Этот неожиданный пессимистический вывод как-то сразу усмирил гостей. Притих даже пан Пелецкий. Неотвратимость того, что всем им будет отказано, кажется, имела под собой реальную почву. Угадав настроение своих кавалеров, Барбара сочувственно вздохнула – ей стало жаль их. Не выдержав затянувшейся паузы, преисполненная желания развеселить собравшихся, она побежала в Рыцарский зал. Только теперь она осознала, что недостойно выбирать кавалера способом подслушивания, что поклонники ее искренни в своем чувстве к ней. Последнее обстоятельство радовало и наполняло ее душу гордостью.

В коридоре второго этажа она неожиданно встретилась с отцом.

– Куда? – спросил пан Анджей.

– Гости явились. Ждут. – Ну что ж, пойдем вместе, – ответил пан Анджей. – У меня найдется, что сказать им.

Барбара была вынуждена подчиниться и с замирающим сердцем, читая про себя молитву о спасении, открыла дверь зала.
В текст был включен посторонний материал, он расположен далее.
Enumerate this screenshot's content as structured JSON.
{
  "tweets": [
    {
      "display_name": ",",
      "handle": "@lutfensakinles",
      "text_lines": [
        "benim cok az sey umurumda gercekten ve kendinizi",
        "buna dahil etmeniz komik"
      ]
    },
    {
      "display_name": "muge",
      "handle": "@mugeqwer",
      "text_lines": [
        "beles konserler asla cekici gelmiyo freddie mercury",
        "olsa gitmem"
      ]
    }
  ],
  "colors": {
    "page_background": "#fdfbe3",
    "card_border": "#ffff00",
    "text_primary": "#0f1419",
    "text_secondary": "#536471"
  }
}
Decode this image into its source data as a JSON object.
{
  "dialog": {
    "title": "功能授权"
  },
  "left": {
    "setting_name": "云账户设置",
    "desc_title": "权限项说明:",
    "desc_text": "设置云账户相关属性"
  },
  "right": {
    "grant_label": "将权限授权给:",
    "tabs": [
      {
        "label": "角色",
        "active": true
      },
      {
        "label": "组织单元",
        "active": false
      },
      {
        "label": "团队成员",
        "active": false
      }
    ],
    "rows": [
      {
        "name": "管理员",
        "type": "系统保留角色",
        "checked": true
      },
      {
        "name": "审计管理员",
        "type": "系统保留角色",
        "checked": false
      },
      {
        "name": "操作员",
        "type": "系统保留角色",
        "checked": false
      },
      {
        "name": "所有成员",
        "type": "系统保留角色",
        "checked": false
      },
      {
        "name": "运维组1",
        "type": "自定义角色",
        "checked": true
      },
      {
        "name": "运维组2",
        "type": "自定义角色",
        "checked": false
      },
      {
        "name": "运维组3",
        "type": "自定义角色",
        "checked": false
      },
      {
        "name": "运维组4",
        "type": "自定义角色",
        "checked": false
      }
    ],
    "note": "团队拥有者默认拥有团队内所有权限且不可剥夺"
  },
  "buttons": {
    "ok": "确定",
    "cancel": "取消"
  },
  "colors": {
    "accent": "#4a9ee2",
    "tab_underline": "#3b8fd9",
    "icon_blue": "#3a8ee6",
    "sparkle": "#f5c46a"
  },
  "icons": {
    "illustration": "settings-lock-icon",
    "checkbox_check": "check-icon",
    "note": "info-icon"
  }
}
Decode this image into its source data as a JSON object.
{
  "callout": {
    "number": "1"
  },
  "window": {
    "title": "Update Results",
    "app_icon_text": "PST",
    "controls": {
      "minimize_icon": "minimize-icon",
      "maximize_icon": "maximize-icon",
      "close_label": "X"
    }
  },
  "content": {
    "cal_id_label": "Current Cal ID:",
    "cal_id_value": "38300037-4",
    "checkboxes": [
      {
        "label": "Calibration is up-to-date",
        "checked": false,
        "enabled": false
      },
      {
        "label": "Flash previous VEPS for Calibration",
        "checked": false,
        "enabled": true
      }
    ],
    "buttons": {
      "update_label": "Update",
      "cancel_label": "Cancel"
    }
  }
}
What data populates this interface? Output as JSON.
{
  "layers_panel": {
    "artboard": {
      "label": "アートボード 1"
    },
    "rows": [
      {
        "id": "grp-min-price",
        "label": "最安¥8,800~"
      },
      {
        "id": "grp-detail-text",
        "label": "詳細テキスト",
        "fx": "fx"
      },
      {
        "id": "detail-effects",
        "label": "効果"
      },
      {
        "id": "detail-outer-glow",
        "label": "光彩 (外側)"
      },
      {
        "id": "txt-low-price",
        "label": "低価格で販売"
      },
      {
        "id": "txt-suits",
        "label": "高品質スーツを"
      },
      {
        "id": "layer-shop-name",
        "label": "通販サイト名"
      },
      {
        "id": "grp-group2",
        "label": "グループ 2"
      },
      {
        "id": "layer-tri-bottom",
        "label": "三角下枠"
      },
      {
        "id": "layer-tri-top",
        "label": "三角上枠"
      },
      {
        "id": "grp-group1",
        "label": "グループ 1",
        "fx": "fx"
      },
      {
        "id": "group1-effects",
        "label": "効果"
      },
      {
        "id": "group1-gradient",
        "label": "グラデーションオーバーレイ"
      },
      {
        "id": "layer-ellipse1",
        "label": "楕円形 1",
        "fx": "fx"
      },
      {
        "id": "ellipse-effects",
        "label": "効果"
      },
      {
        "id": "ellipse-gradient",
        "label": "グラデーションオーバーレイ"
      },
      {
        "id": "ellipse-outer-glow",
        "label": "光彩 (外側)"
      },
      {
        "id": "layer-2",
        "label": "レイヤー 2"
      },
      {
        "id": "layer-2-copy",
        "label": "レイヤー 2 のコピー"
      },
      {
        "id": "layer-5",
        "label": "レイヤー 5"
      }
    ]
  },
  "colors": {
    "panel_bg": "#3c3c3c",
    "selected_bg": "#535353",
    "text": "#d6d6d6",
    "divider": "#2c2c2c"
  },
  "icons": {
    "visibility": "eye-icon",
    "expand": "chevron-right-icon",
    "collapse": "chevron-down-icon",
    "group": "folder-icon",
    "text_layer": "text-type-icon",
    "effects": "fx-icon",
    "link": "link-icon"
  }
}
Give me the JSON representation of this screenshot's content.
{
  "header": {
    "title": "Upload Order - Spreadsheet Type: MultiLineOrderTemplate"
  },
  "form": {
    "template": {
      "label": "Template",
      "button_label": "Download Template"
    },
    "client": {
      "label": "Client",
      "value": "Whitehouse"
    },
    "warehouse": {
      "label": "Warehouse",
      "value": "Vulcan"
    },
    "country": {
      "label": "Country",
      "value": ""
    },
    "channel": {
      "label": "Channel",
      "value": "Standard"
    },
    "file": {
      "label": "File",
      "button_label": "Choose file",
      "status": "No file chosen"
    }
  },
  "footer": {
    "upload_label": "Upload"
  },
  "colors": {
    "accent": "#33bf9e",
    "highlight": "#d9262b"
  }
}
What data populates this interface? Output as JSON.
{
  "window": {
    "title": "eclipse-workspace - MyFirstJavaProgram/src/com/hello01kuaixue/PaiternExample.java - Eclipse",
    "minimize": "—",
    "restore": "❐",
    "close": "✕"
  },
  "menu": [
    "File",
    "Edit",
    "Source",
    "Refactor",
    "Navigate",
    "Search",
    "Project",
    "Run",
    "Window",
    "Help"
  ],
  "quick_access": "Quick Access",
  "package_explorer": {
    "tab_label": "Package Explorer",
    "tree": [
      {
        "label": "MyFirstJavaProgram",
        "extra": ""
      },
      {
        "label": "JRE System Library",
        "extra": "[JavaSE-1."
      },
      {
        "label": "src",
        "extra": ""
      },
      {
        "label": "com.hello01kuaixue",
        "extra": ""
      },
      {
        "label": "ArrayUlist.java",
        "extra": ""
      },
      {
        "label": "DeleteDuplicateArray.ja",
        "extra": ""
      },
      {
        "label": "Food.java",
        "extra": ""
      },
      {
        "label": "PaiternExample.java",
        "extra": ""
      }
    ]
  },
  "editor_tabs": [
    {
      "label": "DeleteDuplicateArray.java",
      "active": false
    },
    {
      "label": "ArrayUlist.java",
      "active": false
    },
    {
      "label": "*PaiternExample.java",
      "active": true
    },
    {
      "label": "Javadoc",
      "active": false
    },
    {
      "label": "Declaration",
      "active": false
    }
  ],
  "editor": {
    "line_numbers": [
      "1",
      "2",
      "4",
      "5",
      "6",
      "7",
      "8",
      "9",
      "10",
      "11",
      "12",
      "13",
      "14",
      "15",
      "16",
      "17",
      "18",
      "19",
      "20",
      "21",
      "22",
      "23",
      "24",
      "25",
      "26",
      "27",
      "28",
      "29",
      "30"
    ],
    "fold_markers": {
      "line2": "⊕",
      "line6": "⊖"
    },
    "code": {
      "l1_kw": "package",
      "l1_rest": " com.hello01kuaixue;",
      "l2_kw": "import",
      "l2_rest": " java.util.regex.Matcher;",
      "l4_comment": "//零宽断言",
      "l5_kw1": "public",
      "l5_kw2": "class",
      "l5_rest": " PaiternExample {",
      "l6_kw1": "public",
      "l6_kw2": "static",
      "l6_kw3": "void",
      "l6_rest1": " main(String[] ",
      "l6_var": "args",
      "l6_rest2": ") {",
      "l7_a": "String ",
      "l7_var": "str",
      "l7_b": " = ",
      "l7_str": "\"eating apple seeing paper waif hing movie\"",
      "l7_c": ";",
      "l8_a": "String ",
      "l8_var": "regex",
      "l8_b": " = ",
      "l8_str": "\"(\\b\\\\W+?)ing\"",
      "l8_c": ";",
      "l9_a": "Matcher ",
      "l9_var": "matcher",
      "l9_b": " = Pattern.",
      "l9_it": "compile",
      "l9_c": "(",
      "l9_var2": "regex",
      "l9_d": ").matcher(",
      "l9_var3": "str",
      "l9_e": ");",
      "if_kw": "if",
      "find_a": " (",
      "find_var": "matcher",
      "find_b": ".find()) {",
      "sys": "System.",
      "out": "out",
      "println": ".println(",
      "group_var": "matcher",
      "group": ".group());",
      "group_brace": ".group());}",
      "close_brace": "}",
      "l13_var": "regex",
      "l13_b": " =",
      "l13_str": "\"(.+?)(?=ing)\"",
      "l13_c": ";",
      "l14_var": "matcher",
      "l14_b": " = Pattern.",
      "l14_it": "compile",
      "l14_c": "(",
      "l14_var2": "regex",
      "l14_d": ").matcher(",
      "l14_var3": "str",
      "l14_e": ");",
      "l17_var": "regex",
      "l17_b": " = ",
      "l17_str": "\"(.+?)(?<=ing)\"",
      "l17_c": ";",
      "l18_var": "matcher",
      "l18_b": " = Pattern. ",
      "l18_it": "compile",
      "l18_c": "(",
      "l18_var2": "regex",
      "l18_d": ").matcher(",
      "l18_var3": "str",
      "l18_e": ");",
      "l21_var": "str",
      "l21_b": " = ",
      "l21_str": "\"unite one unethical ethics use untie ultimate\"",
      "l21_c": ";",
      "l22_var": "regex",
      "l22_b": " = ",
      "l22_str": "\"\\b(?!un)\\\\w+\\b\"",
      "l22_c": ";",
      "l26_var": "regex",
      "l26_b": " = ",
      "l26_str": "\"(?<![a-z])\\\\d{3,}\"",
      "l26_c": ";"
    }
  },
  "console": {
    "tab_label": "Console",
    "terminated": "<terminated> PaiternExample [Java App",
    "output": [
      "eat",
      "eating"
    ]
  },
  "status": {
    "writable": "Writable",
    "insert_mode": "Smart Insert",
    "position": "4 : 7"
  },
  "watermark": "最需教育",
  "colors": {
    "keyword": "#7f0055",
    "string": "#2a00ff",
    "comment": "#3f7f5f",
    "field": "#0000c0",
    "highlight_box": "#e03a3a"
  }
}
Пан Анджей переступил порог первым…

Увидев хозяина и его дочь, гости поднялись, принялись отвешивать поклоны. Застучали об пол ножны, заскрипели сапоги, послышались приглушенные приветствия:

– Божьей милости и здоровья пану и панночке… Долгих лет жизни… Рад приветствовать вашу милость и вас, панна Барбара…

Пан Анджей вышел на середину зала, повернулся и внимательно оглядел каждого из собравшихся.

– Прошу меня извинить, ясновельможные, – подчеркнуто вежливо сказал он, – хочу обратиться к вам с одной просьбой. Как я вижу, тут собрались достойные шляхтичи. Тем не менее вынужден буду просить вас, как и тех, кто по каким-то причинам не соизволил прийти сегодня, чтобы вы временно забыли мой дом.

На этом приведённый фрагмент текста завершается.